Frontiers in Immunology (Jun 2022)

Case Report: Complete Remission of a Patient With Metastatic Gastric Cancer Treated With Nivolumab Combined With Chemotherapy After Palliative Surgery

  • Peilin Dai,
  • Xi Rao,
  • Xi Zhang,
  • Enming Qiu,
  • Gang Wu,
  • Yu Lin,
  • Sitong Li,
  • Zhou Li,
  • Zhai Cai,
  • Shuai Han

DOI
https://doi.org/10.3389/fimmu.2022.908558
Journal volume & issue
Vol. 13

Abstract

Read online

Metastatic advanced gastric cancer, for which treatment strategies are extremely limited, has a poor prognosis. Complete remission is rare. Patients usually lose the opportunity of therapeutic surgery because the lesions cannot be completely removed, although it can greatly prolong their survival time. Palliative surgery usually suggests bad outcomes. In recent years, the immune checkpoint inhibitor (ICI) nivolumab has shown significant efficacy in the treatment of advanced gastric cancer. However, its applicable conditions and optimal withdrawal time remain controversial owing to its low response rate and high incidence of immune-related adverse events. Herein, we introduce a 66-year-old male patient with advanced gastric cancer with multiple liver metastases who underwent laparoscopic total gastrectomy for acute gastric bleeding.

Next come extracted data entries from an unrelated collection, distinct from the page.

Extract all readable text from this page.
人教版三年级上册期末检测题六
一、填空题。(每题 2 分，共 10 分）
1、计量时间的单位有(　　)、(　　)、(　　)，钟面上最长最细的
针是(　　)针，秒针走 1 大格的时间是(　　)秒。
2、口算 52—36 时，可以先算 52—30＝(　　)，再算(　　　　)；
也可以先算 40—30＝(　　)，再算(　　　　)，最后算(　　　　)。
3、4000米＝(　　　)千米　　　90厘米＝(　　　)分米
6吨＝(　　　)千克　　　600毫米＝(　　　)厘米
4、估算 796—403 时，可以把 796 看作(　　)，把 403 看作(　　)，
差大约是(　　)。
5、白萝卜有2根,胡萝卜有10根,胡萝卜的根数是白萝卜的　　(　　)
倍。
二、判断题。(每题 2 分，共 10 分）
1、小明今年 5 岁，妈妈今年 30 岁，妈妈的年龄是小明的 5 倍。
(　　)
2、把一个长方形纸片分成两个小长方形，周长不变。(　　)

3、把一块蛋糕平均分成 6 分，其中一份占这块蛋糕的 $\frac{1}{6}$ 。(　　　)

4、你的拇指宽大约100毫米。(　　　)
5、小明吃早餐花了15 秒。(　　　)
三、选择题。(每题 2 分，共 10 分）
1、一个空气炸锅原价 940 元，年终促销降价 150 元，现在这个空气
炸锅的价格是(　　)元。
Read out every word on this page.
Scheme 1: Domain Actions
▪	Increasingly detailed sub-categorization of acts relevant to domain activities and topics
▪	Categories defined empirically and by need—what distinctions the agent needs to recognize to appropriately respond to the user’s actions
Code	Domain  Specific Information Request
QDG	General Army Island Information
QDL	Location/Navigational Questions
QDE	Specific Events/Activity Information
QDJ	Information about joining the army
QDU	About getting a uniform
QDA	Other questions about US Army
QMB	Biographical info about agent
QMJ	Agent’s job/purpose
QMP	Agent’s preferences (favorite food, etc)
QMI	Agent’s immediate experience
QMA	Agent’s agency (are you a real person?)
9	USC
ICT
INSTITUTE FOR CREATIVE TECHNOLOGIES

The patient received eight cycles of S-1 plus oxaliplatin (SOX) and switched to eight cycles of SOX plus nivolumab combined regimen in a stable state, later achieving complete remission. There was no recurrence for 32 months after the surgery. This is the first reported case of gastric cancer with multiple liver metastases with long-term complete remission with nivolumab treatment after palliative surgery. The potential mechanism of complete remission was discussed through clinical, genomic, and immune characteristics. The patient had a history of psoriasis and was positive for programmed death ligand 1 (PD-L1), and the interaction of TP53 mutation and HER-2 (-) gene may be associated with complete remission.